The Building 9 development is not a stand-alone venture, but part of a larger redevelopment effort underway in Magnuson Park that includes 106 units of new housing for homeless families, an art gallery and studios, an events building in a former hanger, and a community center. As a result, the context for the adaptive reuse of Building 9 is in many respects different from that for Columbus School. In Baltimore, adaptive reuse allowed Woda to restore the fabric of an existing community. In the case of Building 9, Mercy is helping to create a new one.
Capital One was drawn to the undertaking by the opportunity to work with a developer of Mercy’s caliber on an adaptive-reuse venture that resonated strongly with the people of Seattle. It provided a $13.4 million construction loan, a $1 million Washington Community Reinvestment Association permanent loan, and approximately $16 million in LIHTC equity purchased through Enterprise Community Investment. Other project partners include Tonkin Architecture, city of Seattle Housing Levy, Washington State Department of Commerce funds, Washington State Housing Finance Commission, city of Seattle Childcare Bonus, and Washington State Building Communities Fund.
Capital One’s experience with complex ownership structures for affordable housing proved invaluable. Because the development qualified for a mix of 4% and 9% tax credits, the property was divided into two components, each of which were separated into two legal condominium parcels owned by a limited partnership.
When Mercy broke ground at the end of 2017, Building 9 had been abandoned for more than 20 years and had been repeatedly vandalized. When it opens in 2018, the $73 million development will offer 148 apartments, ranging in size from studios to three bedrooms, for working families and small households with incomes between 30% and 60% of the AMI.

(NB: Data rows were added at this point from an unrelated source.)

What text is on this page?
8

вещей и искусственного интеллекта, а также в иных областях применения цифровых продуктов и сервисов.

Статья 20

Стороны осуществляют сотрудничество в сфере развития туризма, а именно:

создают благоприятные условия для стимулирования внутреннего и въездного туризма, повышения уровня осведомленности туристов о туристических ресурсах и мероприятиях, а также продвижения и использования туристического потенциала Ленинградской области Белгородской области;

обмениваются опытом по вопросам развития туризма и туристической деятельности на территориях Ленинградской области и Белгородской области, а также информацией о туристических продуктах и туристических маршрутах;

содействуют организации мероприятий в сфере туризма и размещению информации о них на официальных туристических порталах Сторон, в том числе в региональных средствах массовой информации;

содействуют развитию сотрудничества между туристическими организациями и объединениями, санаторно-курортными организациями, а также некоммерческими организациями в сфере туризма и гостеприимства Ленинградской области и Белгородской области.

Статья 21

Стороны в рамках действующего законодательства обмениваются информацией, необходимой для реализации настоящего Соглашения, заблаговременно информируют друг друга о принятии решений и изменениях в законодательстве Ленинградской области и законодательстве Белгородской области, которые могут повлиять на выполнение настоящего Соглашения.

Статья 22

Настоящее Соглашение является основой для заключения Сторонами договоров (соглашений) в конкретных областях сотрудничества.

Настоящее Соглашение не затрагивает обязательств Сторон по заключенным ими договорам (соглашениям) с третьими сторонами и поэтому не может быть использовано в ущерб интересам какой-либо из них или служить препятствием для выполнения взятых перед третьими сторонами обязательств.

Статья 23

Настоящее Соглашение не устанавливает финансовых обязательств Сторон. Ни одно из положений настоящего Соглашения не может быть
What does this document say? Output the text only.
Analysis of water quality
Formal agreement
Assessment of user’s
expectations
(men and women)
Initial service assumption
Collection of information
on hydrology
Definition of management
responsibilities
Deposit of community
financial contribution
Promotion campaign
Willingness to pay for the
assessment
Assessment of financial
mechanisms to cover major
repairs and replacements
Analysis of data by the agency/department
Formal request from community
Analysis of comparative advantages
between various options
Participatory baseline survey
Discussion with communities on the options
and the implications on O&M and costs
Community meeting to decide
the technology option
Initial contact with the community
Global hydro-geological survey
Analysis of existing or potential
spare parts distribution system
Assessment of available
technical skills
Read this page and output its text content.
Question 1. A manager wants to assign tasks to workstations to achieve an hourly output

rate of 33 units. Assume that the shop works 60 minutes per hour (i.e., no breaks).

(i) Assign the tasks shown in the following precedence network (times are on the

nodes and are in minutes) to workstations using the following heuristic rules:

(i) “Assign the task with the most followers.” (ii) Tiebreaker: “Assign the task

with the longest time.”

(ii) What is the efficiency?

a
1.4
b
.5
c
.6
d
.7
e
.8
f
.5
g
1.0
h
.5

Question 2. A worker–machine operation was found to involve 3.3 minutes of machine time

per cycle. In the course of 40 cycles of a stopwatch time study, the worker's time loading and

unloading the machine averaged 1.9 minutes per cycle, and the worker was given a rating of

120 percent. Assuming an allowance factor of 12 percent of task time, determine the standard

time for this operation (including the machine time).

In addition to the affordable housing, the repurposed barracks will include a community center, computer lab, and gathering spaces, as well as an early childhood education center and a health clinic. Mercy will provide a full suite of resident services, with an emphasis on health and wellness, after-school and summer programs for youth, financial literacy, and housing stability. When completed, this adaptive reuse venture will move Seattle’s vision for a community at Magnuson Park closer to its realization.
Converting Vacant Buildings into Something People Want
Capital One has found that adapting historic structures for affordable housing is particularly gratifying for a number of reasons. For example, it provides an opportunity to work with some of the most skilled developers in the nation. Our Real Trends report notes that only leading developers such as these have the skills to take on a complex adaptive reuse effort. At the same time, adaptive reuse gives us a chance to transform neglected, but nonetheless cherished, structures into something that communities desperately need—affordable housing. It is also a way of demonstrating to residents that their lives—like the restored buildings they now call home—have lasting potential.
Laura Bailey is senior vice president of community finance at Capital One.